Quando eu terminei de contar essa história, Samantha olhava para mim com atenção.
“Eu quero me tornar uma vampira também”
Eu ri.
Obviamente.
“Criança, eu não posso dar esse poder para qualquer um, ou todas as pessoas de Lauminen se tornariam vampiros. Eu tenho que manter um número seleto de vampiros maiores, e controlar bem a proliferação dos vampiros menores. Só irei tornar alguém vampiro de novo se ela se mostrar digna. E penso inclusive em apenas oferecer essa oportunidade para vampiros menores.”
E então ela fez meu dia.
“Eu sou uma vampira menor” ela disse. “Eu sou quem se tornou vampira quando meu pai morreu. Eu quero matar Anna Carolaine. Me torne uma vampira maior, e eu irei matá-la, beber seu sangue para me tornar mais forte, e matarei ainda mais pessoas para aumentar sua horda de vampiros menores. Vou compartilhar o meu poder pelo sangue aos vampiros menores os quais eu achar dignos, e verei eles espalhando o seu poder. Você terá olhos em todos os lugares, Dante. Dê-me minha vingança.”
Eu sorri para ela.
Vingança cíclica. Uma menina vinga mãe matando um pai. Uma menina se vinga seu pai matando quem o matou por vingança. Alguém mataria Samantha pelo o que ela fez. Mas esse não era meu trabalho.

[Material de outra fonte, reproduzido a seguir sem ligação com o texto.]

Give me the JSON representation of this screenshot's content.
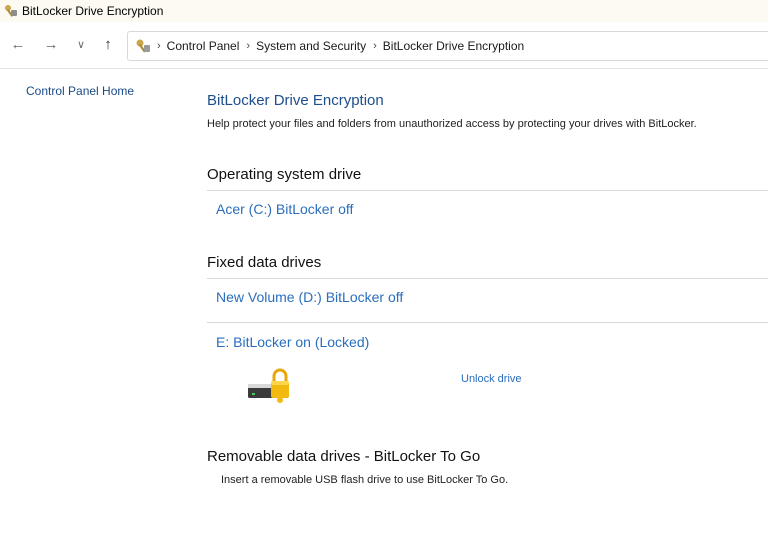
{
  "window": {
    "title": "BitLocker Drive Encryption"
  },
  "nav": {
    "back_icon": "←",
    "forward_icon": "→",
    "recent_icon": "∨",
    "up_icon": "↑"
  },
  "breadcrumb": {
    "items": [
      "Control Panel",
      "System and Security",
      "BitLocker Drive Encryption"
    ],
    "separator": "›"
  },
  "sidebar": {
    "home_label": "Control Panel Home"
  },
  "main": {
    "title": "BitLocker Drive Encryption",
    "description": "Help protect your files and folders from unauthorized access by protecting your drives with BitLocker.",
    "os_section": {
      "heading": "Operating system drive",
      "drives": [
        {
          "label": "Acer (C:) BitLocker off"
        }
      ]
    },
    "fixed_section": {
      "heading": "Fixed data drives",
      "drives": [
        {
          "label": "New Volume (D:) BitLocker off"
        },
        {
          "label": "E: BitLocker on (Locked)",
          "action": "Unlock drive"
        }
      ]
    },
    "removable_section": {
      "heading": "Removable data drives - BitLocker To Go",
      "description": "Insert a removable USB flash drive to use BitLocker To Go."
    }
  },
  "colors": {
    "link": "#2a6ebd",
    "title": "#1e4e8c",
    "lock": "#f2b90f",
    "titlebar_bg": "#fdfaf2"
  }
}
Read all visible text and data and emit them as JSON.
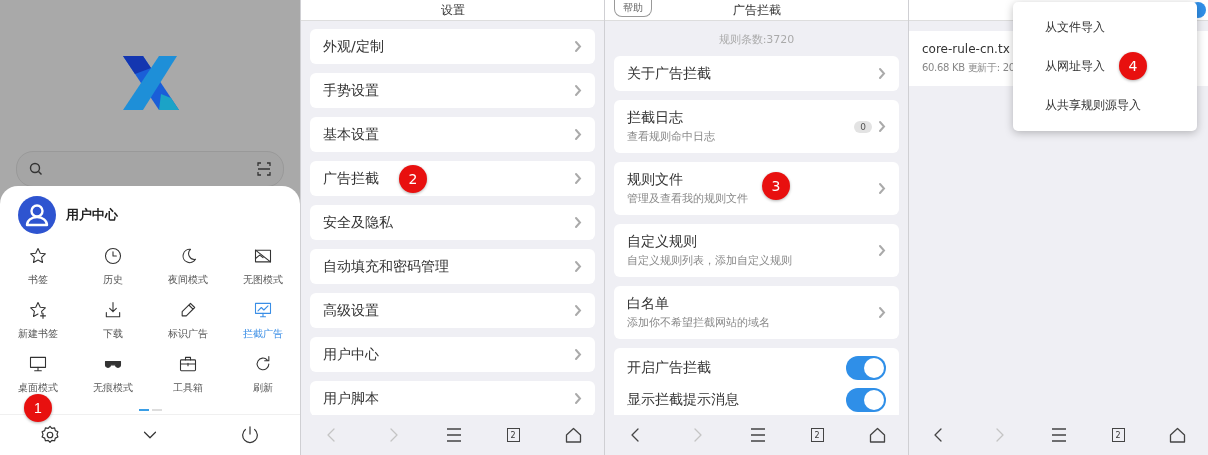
{
  "menu_screen": {
    "user": {
      "name": "用户中心"
    },
    "tools": [
      {
        "kind": "star",
        "label": "书签",
        "active": false
      },
      {
        "kind": "clock",
        "label": "历史",
        "active": false
      },
      {
        "kind": "moon",
        "label": "夜间模式",
        "active": false
      },
      {
        "kind": "noimage",
        "label": "无图模式",
        "active": false
      },
      {
        "kind": "starplus",
        "label": "新建书签",
        "active": false
      },
      {
        "kind": "download",
        "label": "下载",
        "active": false
      },
      {
        "kind": "pen",
        "label": "标识广告",
        "active": false
      },
      {
        "kind": "monitorchart",
        "label": "拦截广告",
        "active": true
      },
      {
        "kind": "monitor",
        "label": "桌面模式",
        "active": false
      },
      {
        "kind": "mask",
        "label": "无痕模式",
        "active": false
      },
      {
        "kind": "toolbox",
        "label": "工具箱",
        "active": false
      },
      {
        "kind": "refresh",
        "label": "刷新",
        "active": false
      }
    ],
    "pager": [
      {
        "selected": true
      },
      {
        "selected": false
      }
    ],
    "bottom": [
      {
        "kind": "gear",
        "step": "1"
      },
      {
        "kind": "chevron"
      },
      {
        "kind": "power"
      }
    ]
  },
  "settings_screen": {
    "title": "设置",
    "items": [
      {
        "label": "外观/定制"
      },
      {
        "label": "手势设置"
      },
      {
        "label": "基本设置"
      },
      {
        "label": "广告拦截",
        "step": "2"
      },
      {
        "label": "安全及隐私"
      },
      {
        "label": "自动填充和密码管理"
      },
      {
        "label": "高级设置"
      },
      {
        "label": "用户中心"
      },
      {
        "label": "用户脚本"
      }
    ],
    "nav": {
      "back_disabled": true,
      "forward_disabled": true,
      "tab_count": "2"
    }
  },
  "adblock_screen": {
    "help_button": "帮助",
    "title": "广告拦截",
    "rule_count": "规则条数:3720",
    "items": [
      {
        "kind": "link",
        "label": "关于广告拦截"
      },
      {
        "kind": "link",
        "label": "拦截日志",
        "subtitle": "查看规则命中日志",
        "count": "0"
      },
      {
        "kind": "link",
        "label": "规则文件",
        "subtitle": "管理及查看我的规则文件",
        "step": "3"
      },
      {
        "kind": "link",
        "label": "自定义规则",
        "subtitle": "自定义规则列表，添加自定义规则"
      },
      {
        "kind": "link",
        "label": "白名单",
        "subtitle": "添加你不希望拦截网站的域名"
      }
    ],
    "toggles": [
      {
        "label": "开启广告拦截",
        "on": true
      },
      {
        "label": "显示拦截提示消息",
        "on": true
      }
    ],
    "nav": {
      "back_disabled": false,
      "forward_disabled": true,
      "tab_count": "2"
    }
  },
  "rules_screen": {
    "file": {
      "name": "core-rule-cn.tx",
      "info": "60.68 KB 更新于: 20"
    },
    "import_menu": [
      {
        "label": "从文件导入"
      },
      {
        "label": "从网址导入",
        "step": "4"
      },
      {
        "label": "从共享规则源导入"
      }
    ],
    "nav": {
      "back_disabled": false,
      "forward_disabled": true,
      "tab_count": "2"
    }
  }
}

Além disso, ela realmente tem boas ideias de como manter em controle a minha maldição de vampiros.
Espero que ela use bem os poderes que eu dei a ela.
Agora, eu devo parar de escrever. Anna acaba de me avisar que outro vampiro menor chegou para tentar barganhar. Ela é uma das minhas escravas agora. O preço de se fazer um pacto com o Demônio dos Sussurros.